I am forever trying to improve my bushwalking menu!
If it's an easier short first day then the options are limitless, in the past i've been known to freeze marinated chicken, take some pre cut vegies and have a chicken and noodle stir fry.
Now days dinners are usually commercially dehydrated (try a few and you'll soon work out which ones you like) or home dehydrated meals (dahl and mexican bean stew are popular with dehydrated rice or deb). If you can buy pesto sachets in your area (they have disappeared from our supermarket
) then you can do some nice things with pesto, salami, parmesan cheese and a few vegies mixed through pasta.
My partner also makes a nice mushroom curry (use fresh mushrooms if eating in the first few nights in a cold area). He uses a Rogan Josh curry paste, adds mushrooms, water and tomato paste and cooks then adds sultanas and rice to serve.
If you can find a wholefoods shop that sells coconut milk powder then that opens up heaps of options for curries… a sachet of paste or some curry powder with coconut milk and vegies is pretty good!
I find breakfast hard to eat when walking so will often take a protein shake type thing (Endura Optimiser is goodness in a powder!). Otherwise porridge with dried fruits is tasty and pretty weight efficient.

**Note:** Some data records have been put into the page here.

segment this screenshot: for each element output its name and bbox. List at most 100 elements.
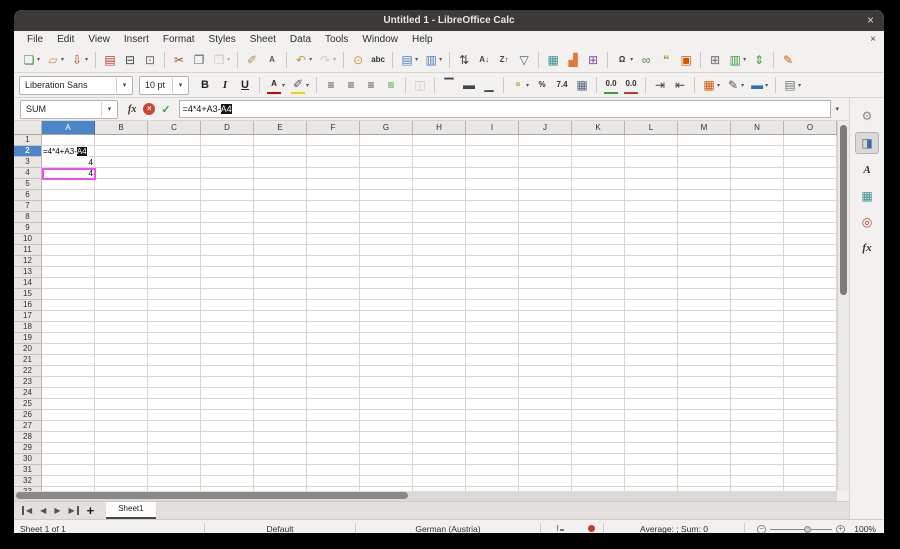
align-center-button[interactable]: ≡ (342, 75, 360, 95)
column-header-J[interactable]: J (519, 121, 572, 135)
insert-comment-button[interactable]: ❝ (657, 50, 675, 70)
insert-row-button[interactable]: ▤▾ (398, 50, 420, 70)
row-header-24[interactable]: 24 (14, 388, 42, 399)
select-all-corner[interactable] (14, 121, 42, 135)
menu-data[interactable]: Data (283, 34, 318, 45)
formula-input[interactable]: =4*4+A3-A4 (179, 100, 832, 118)
language-status[interactable]: German (Austria) (356, 523, 540, 533)
column-header-E[interactable]: E (254, 121, 307, 135)
function-wizard-icon[interactable]: fx (128, 104, 136, 115)
wrap-text-button[interactable]: ≡ (382, 75, 400, 95)
print-preview-button[interactable]: ⊡ (141, 50, 159, 70)
row-header-29[interactable]: 29 (14, 443, 42, 454)
row-header-4[interactable]: 4 (14, 168, 42, 179)
zoom-slider-track[interactable] (770, 529, 832, 530)
paste-dropdown-icon[interactable]: ▾ (227, 56, 230, 63)
functions-deck-button[interactable]: fx (856, 238, 878, 258)
delete-decimal-button[interactable]: 0.0 (622, 75, 640, 95)
spelling-button[interactable]: abc (369, 50, 387, 70)
menu-help[interactable]: Help (405, 34, 440, 45)
navigator-deck-button[interactable]: ◎ (856, 212, 878, 232)
row-header-11[interactable]: 11 (14, 245, 42, 256)
window-close-icon[interactable]: × (867, 13, 874, 27)
special-character-dropdown-icon[interactable]: ▾ (630, 56, 633, 63)
vertical-scrollbar-thumb[interactable] (840, 125, 847, 295)
vertical-scrollbar[interactable] (837, 121, 849, 491)
row-header-27[interactable]: 27 (14, 421, 42, 432)
undo-dropdown-icon[interactable]: ▾ (309, 56, 312, 63)
new-document-button[interactable]: ❏▾ (20, 50, 42, 70)
open-dropdown-icon[interactable]: ▾ (61, 56, 64, 63)
zoom-slider[interactable]: − + (745, 523, 845, 533)
row-header-31[interactable]: 31 (14, 465, 42, 476)
border-color-button[interactable]: ▬▾ (748, 75, 770, 95)
menu-view[interactable]: View (81, 34, 117, 45)
currency-format-dropdown-icon[interactable]: ▾ (526, 82, 529, 89)
column-header-C[interactable]: C (148, 121, 201, 135)
row-header-25[interactable]: 25 (14, 399, 42, 410)
styles-deck-button[interactable]: A (856, 160, 878, 180)
border-color-dropdown-icon[interactable]: ▾ (765, 82, 768, 89)
highlight-color-button[interactable]: ✐▾ (289, 75, 311, 95)
row-header-12[interactable]: 12 (14, 256, 42, 267)
row-header-5[interactable]: 5 (14, 179, 42, 190)
align-right-button[interactable]: ≡ (362, 75, 380, 95)
print-area-button[interactable]: ⊞ (706, 50, 724, 70)
menu-styles[interactable]: Styles (202, 34, 243, 45)
find-replace-button[interactable]: ⊙ (349, 50, 367, 70)
last-sheet-icon[interactable]: ▶ (64, 506, 78, 515)
redo-dropdown-icon[interactable]: ▾ (333, 56, 336, 63)
pivot-table-button[interactable]: ⊞ (584, 50, 602, 70)
menu-window[interactable]: Window (355, 34, 405, 45)
properties-deck-button[interactable]: ◨ (855, 132, 879, 154)
row-header-30[interactable]: 30 (14, 454, 42, 465)
insert-image-button[interactable]: ▦ (544, 50, 562, 70)
split-window-button[interactable]: ⇕ (750, 50, 768, 70)
column-header-K[interactable]: K (572, 121, 625, 135)
menu-format[interactable]: Format (156, 34, 202, 45)
row-header-13[interactable]: 13 (14, 267, 42, 278)
name-box[interactable]: SUM ▾ (20, 100, 118, 119)
number-format-button[interactable]: 7.4 (553, 75, 571, 95)
bold-button[interactable]: B (196, 75, 214, 95)
insert-column-dropdown-icon[interactable]: ▾ (439, 56, 442, 63)
add-decimal-button[interactable]: 0.0 (602, 75, 620, 95)
date-format-button[interactable]: ▦ (573, 75, 591, 95)
headers-footers-button[interactable]: ▣ (677, 50, 695, 70)
row-header-32[interactable]: 32 (14, 476, 42, 487)
gallery-deck-button[interactable]: ▦ (856, 186, 878, 206)
row-header-23[interactable]: 23 (14, 377, 42, 388)
first-sheet-icon[interactable]: ◀ (22, 506, 36, 515)
title-bar[interactable]: Untitled 1 - LibreOffice Calc × (14, 10, 884, 31)
row-header-8[interactable]: 8 (14, 212, 42, 223)
next-sheet-icon[interactable]: ▶ (50, 506, 64, 515)
cells-area[interactable]: =4*4+A3-A444 (42, 135, 837, 491)
freeze-panes-button[interactable]: ▥▾ (726, 50, 748, 70)
add-sheet-icon[interactable]: + (79, 503, 103, 518)
draw-functions-button[interactable]: ✎ (779, 50, 797, 70)
clone-formatting-button[interactable]: ✐ (243, 50, 261, 70)
borders-button[interactable]: ▦▾ (700, 75, 722, 95)
italic-button[interactable]: I (216, 75, 234, 95)
row-header-28[interactable]: 28 (14, 432, 42, 443)
horizontal-scrollbar-thumb[interactable] (16, 492, 408, 499)
column-header-D[interactable]: D (201, 121, 254, 135)
column-header-O[interactable]: O (784, 121, 837, 135)
row-header-20[interactable]: 20 (14, 344, 42, 355)
page-style[interactable]: Default (205, 523, 355, 533)
menu-insert[interactable]: Insert (117, 34, 156, 45)
undo-button[interactable]: ↶▾ (292, 50, 314, 70)
save-dropdown-icon[interactable]: ▾ (85, 56, 88, 63)
menu-sheet[interactable]: Sheet (243, 34, 283, 45)
font-size-combo[interactable]: 10 pt ▾ (139, 76, 189, 95)
row-header-17[interactable]: 17 (14, 311, 42, 322)
document-close-icon[interactable]: × (870, 34, 876, 45)
column-header-I[interactable]: I (466, 121, 519, 135)
column-header-B[interactable]: B (95, 121, 148, 135)
save-button[interactable]: ⇩▾ (68, 50, 90, 70)
column-header-A[interactable]: A (42, 121, 95, 135)
increase-indent-button[interactable]: ⇥ (651, 75, 669, 95)
sort-ascending-button[interactable]: A↓ (475, 50, 493, 70)
row-header-2[interactable]: 2 (14, 146, 42, 157)
menu-tools[interactable]: Tools (318, 34, 355, 45)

I find it hard to have a lot of variation in my lunches... I often just take cheese and vita wheats (Ashgrove vintage cheese or wasabi in the vacuum packs will keep forever until they are opened so the mini serves are good (albeit expensive) for long walks.
I take heaps of snacks; muesli bars, those apricot and coconut squares, chocolate, cup of soups, scroggin and energy gels or GU chomps. I tend to supplement a boring lunch with tasty snack foods.

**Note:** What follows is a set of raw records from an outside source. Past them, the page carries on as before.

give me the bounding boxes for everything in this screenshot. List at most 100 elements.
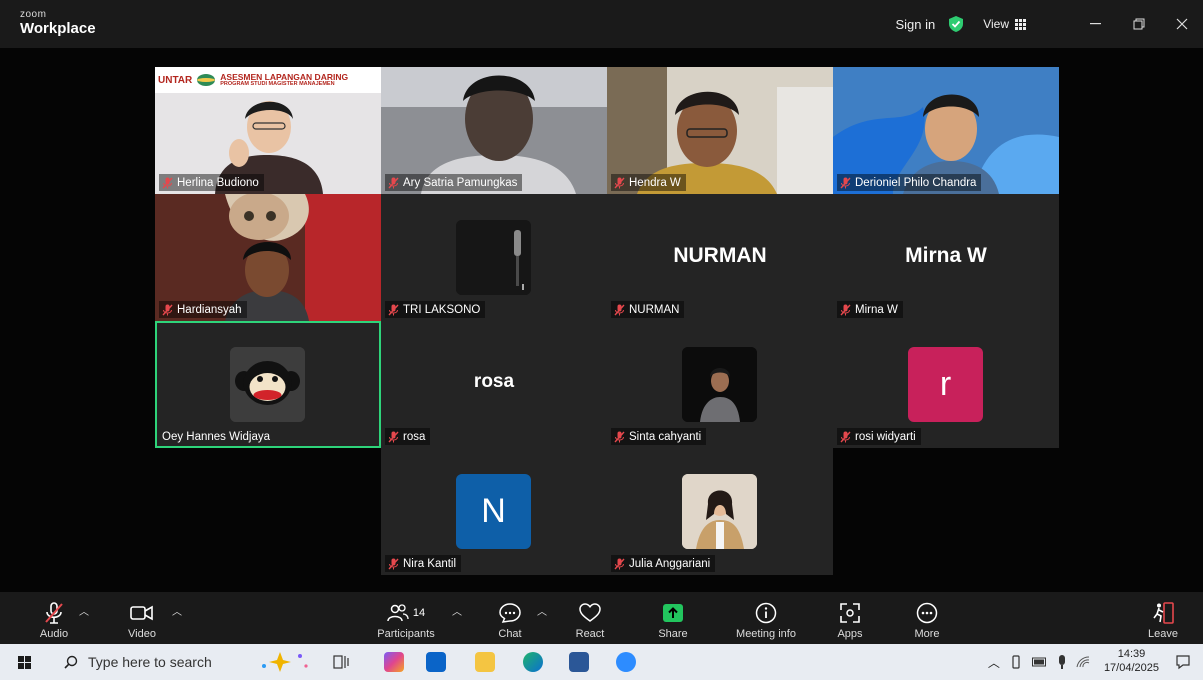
meeting-info-button[interactable]: Meeting info xyxy=(729,592,803,644)
zoom-app-icon[interactable] xyxy=(616,652,636,672)
leave-label: Leave xyxy=(1148,628,1178,640)
react-button[interactable]: React xyxy=(570,592,610,644)
participant-name: Oey Hannes Widjaya xyxy=(159,428,275,445)
participant-tile[interactable]: N Nira Kantil xyxy=(381,448,607,575)
taskbar-clock[interactable]: 14:39 17/04/2025 xyxy=(1104,648,1159,676)
share-button[interactable]: Share xyxy=(652,592,694,644)
edge-browser-icon[interactable] xyxy=(523,652,543,672)
participant-tile-active-speaker[interactable]: Oey Hannes Widjaya xyxy=(155,321,381,448)
participant-name: Ary Satria Pamungkas xyxy=(385,174,523,191)
task-view-icon[interactable] xyxy=(333,654,349,670)
wifi-icon[interactable] xyxy=(1076,656,1090,668)
video-camera-icon xyxy=(130,605,153,621)
sign-in-link[interactable]: Sign in xyxy=(895,17,935,32)
participant-tile[interactable]: UNTAR ASESMEN LAPANGAN DARING PROGRAM ST… xyxy=(155,67,381,194)
mic-muted-icon xyxy=(614,177,625,188)
minimize-button[interactable] xyxy=(1074,0,1117,48)
notification-icon[interactable] xyxy=(1175,654,1191,670)
word-app-icon[interactable] xyxy=(569,652,589,672)
person-photo xyxy=(682,474,757,549)
participant-display-name: Mirna W xyxy=(905,244,987,267)
outlook-app-icon[interactable] xyxy=(426,652,446,672)
mic-muted-icon xyxy=(614,431,625,442)
system-tray: ︿ 14:39 17/04/2025 xyxy=(988,644,1203,680)
participant-tile[interactable]: TRI LAKSONO xyxy=(381,194,607,321)
participant-display-name: rosa xyxy=(473,371,515,392)
share-label: Share xyxy=(658,628,688,640)
apps-button[interactable]: Apps xyxy=(832,592,868,644)
mic-muted-icon xyxy=(162,304,173,315)
participants-label: Participants xyxy=(377,628,435,640)
more-label: More xyxy=(914,628,940,640)
participant-tile[interactable]: Mirna W Mirna W xyxy=(833,194,1059,321)
share-screen-icon xyxy=(663,604,683,622)
mic-muted-icon xyxy=(614,558,625,569)
participant-name-text: Derioniel Philo Chandra xyxy=(855,176,977,189)
more-button[interactable]: More xyxy=(909,592,945,644)
chat-options-caret-icon[interactable]: ︿ xyxy=(537,603,547,618)
close-button[interactable] xyxy=(1160,0,1203,48)
audio-options-caret-icon[interactable]: ︿ xyxy=(79,603,89,618)
participants-options-caret-icon[interactable]: ︿ xyxy=(452,603,462,618)
mic-muted-icon xyxy=(840,304,851,315)
restore-button[interactable] xyxy=(1117,0,1160,48)
profile-photo xyxy=(682,474,757,549)
participant-name: Sinta cahyanti xyxy=(611,428,707,445)
audio-button[interactable]: Audio xyxy=(36,592,72,644)
restore-icon xyxy=(1133,18,1144,30)
react-label: React xyxy=(575,628,605,640)
chat-button[interactable]: Chat xyxy=(490,592,530,644)
participant-name-text: Ary Satria Pamungkas xyxy=(403,176,518,189)
participant-name-text: TRI LAKSONO xyxy=(403,303,481,316)
participant-tile[interactable]: Sinta cahyanti xyxy=(607,321,833,448)
participants-count: 14 xyxy=(412,607,426,619)
title-bar: zoom Workplace Sign in View xyxy=(0,0,1203,48)
battery-icon[interactable] xyxy=(1031,657,1048,667)
view-button[interactable]: View xyxy=(983,17,1026,31)
leave-button[interactable]: Leave xyxy=(1143,592,1183,644)
participant-tile[interactable]: Derioniel Philo Chandra xyxy=(833,67,1059,194)
banner-title: ASESMEN LAPANGAN DARING xyxy=(220,71,349,82)
mic-muted-icon xyxy=(388,558,399,569)
taskbar-search-box[interactable]: Type here to search xyxy=(54,648,240,676)
copilot-app-icon[interactable] xyxy=(384,652,404,672)
windows-taskbar: Type here to search ︿ 14:39 17/04/2025 xyxy=(0,644,1203,680)
security-shield-icon[interactable] xyxy=(949,16,964,32)
video-button[interactable]: Video xyxy=(122,592,162,644)
participant-name-text: rosa xyxy=(403,430,426,443)
participant-name-text: rosi widyarti xyxy=(855,430,916,443)
participant-tile[interactable]: rosa rosa xyxy=(381,321,607,448)
participant-name: Herlina Budiono xyxy=(159,174,264,191)
participant-name-text: Hardiansyah xyxy=(177,303,242,316)
participant-name: Nira Kantil xyxy=(385,555,462,572)
minimize-icon xyxy=(1090,23,1101,25)
participant-tile[interactable]: Julia Anggariani xyxy=(607,448,833,575)
info-icon xyxy=(755,602,777,624)
participant-tile[interactable]: r rosi widyarti xyxy=(833,321,1059,448)
profile-photo xyxy=(682,347,757,422)
mic-muted-icon xyxy=(614,304,625,315)
microphone-tray-icon[interactable] xyxy=(1058,655,1066,669)
usb-device-icon[interactable] xyxy=(1010,655,1022,669)
participant-name-text: Hendra W xyxy=(629,176,681,189)
participant-name-text: Julia Anggariani xyxy=(629,557,711,570)
monkey-logo-photo xyxy=(230,347,305,422)
mic-muted-icon xyxy=(388,431,399,442)
letter-avatar: r xyxy=(908,347,983,422)
heart-icon xyxy=(579,603,601,622)
participant-name: Hendra W xyxy=(611,174,686,191)
video-options-caret-icon[interactable]: ︿ xyxy=(172,603,182,618)
participant-tile[interactable]: Ary Satria Pamungkas xyxy=(381,67,607,194)
search-icon xyxy=(64,655,78,669)
participant-name: Mirna W xyxy=(837,301,903,318)
participant-tile[interactable]: NURMAN NURMAN xyxy=(607,194,833,321)
participants-button[interactable]: 14 Participants xyxy=(372,592,440,644)
brand-name: Workplace xyxy=(20,20,96,37)
windows-start-icon[interactable] xyxy=(18,656,31,669)
show-hidden-icons-chevron-icon[interactable]: ︿ xyxy=(988,654,1000,671)
sparkle-widget-icon[interactable] xyxy=(256,650,312,674)
file-explorer-icon[interactable] xyxy=(475,652,495,672)
zoom-workplace-logo: zoom Workplace xyxy=(20,10,96,37)
participant-tile[interactable]: Hendra W xyxy=(607,67,833,194)
participant-tile[interactable]: Hardiansyah xyxy=(155,194,381,321)
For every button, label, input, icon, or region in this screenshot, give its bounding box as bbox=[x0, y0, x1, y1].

I think it's really important to pay close attention to how much food you are taking! I find that it's quite easy to end up carrying way more food than you need. Most people tend to say they eat more when they are walking, but I am the complete opposite! Think about how much rice you will actually eat, how many biscuits or wraps you will eat at lunch... planning a bit to begin with can save the weight of your pack and limits how much food you end up carrying out!